Californication - Verities & Balderdash (3.03)

Hank se rend avec Becca à la soirée automnale annuelle du département d’anglais qui a lieu chez Dean Koons et son épouse Felicia. Alors que sa fille retrouve son amie Chelsea, Hank flirte avec son étudiante Jackie et Felicia, avant de se retrouver à consoler son assistante Jill. Pendant ce temps, Charlie essaie de reconquérir Marcy, après avoir signé un nouveau client à l’agence, Rick Srpingfield.

Hank Moody et les femmes de sa vie. La première fait une apparition éclair via une conversation téléphonique. Karen est toujours à New York, alors Hank essaie du mieux qu’il peut de s’occuper de l’autre plus importante femme de sa vie, Becca. Sur cette dernière, on va justement en apprendre plus au cœur de cet épisode, plus calme, mais pas pour autant moins mouvementé.

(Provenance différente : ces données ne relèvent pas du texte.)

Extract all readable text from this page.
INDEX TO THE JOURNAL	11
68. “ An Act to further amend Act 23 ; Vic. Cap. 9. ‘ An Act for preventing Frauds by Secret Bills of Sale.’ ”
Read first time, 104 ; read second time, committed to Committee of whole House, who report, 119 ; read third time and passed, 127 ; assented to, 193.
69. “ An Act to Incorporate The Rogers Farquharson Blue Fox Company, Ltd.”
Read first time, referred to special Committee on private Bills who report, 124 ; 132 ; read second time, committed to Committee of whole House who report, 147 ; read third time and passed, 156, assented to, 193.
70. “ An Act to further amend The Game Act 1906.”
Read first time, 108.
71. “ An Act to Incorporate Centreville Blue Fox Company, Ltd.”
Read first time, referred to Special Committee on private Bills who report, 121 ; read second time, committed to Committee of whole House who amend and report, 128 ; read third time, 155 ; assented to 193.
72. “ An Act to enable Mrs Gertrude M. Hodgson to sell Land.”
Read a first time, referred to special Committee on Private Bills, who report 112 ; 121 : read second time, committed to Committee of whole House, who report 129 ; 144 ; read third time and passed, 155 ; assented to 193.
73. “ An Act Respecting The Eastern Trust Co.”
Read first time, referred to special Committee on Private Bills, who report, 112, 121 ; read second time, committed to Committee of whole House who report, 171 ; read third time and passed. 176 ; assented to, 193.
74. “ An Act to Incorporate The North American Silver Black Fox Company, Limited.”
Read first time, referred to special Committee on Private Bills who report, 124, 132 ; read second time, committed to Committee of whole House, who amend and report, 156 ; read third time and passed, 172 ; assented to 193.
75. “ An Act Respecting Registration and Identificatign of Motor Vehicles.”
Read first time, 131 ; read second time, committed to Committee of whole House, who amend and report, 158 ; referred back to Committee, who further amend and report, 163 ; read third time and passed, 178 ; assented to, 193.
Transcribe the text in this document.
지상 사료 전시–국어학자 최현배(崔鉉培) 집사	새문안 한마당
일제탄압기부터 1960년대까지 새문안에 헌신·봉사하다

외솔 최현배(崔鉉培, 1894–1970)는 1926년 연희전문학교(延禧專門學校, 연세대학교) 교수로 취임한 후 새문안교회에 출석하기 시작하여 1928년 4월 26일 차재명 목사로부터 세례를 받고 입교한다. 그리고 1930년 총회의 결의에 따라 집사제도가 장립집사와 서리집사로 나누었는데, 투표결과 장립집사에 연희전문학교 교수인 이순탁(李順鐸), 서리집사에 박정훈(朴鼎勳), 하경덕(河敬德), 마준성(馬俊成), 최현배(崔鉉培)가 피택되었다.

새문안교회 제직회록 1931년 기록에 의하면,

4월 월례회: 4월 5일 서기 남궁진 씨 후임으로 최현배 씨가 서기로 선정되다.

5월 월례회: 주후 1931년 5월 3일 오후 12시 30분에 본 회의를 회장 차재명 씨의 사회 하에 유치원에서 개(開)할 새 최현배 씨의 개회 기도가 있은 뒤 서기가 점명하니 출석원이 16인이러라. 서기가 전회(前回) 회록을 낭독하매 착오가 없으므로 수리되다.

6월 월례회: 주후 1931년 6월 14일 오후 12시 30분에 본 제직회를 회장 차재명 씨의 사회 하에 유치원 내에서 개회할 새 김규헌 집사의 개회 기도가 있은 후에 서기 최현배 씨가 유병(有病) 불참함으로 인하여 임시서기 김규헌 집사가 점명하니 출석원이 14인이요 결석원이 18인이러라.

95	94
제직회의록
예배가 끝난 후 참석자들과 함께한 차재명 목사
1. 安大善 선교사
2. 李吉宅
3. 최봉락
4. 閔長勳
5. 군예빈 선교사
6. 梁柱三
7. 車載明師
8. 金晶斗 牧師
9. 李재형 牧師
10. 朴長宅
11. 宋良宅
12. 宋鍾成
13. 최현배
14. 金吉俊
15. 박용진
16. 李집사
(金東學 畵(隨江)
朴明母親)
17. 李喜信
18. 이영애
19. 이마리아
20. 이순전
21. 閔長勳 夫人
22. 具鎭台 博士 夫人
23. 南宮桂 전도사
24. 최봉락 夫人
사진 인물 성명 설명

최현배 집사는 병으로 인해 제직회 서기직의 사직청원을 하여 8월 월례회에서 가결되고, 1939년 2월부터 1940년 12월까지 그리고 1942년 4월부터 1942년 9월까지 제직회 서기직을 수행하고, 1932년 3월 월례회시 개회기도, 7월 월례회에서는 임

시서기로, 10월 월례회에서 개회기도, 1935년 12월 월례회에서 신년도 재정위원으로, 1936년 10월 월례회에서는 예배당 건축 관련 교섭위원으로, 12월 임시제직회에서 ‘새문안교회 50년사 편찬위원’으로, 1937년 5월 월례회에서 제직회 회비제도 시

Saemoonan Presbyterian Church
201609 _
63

Il faut dire que Hank est un aimant à femmes. On jongle entre Felicia, femme du Dean, et Jackie étudiante strip-teaseuse. Il flirte agréablement avec la première, et tout ceci ressemble à un jeu sans danger pour eux, alors que ce n’est pas tout à fait innocent avec Felicia, semblant frustrée par un mari qui préfère ses soldats de plomb à elle. Depuis le début, il est évident que notre écrivain préféré lui plait, et le doute n’est plus permis après cette petite soirée.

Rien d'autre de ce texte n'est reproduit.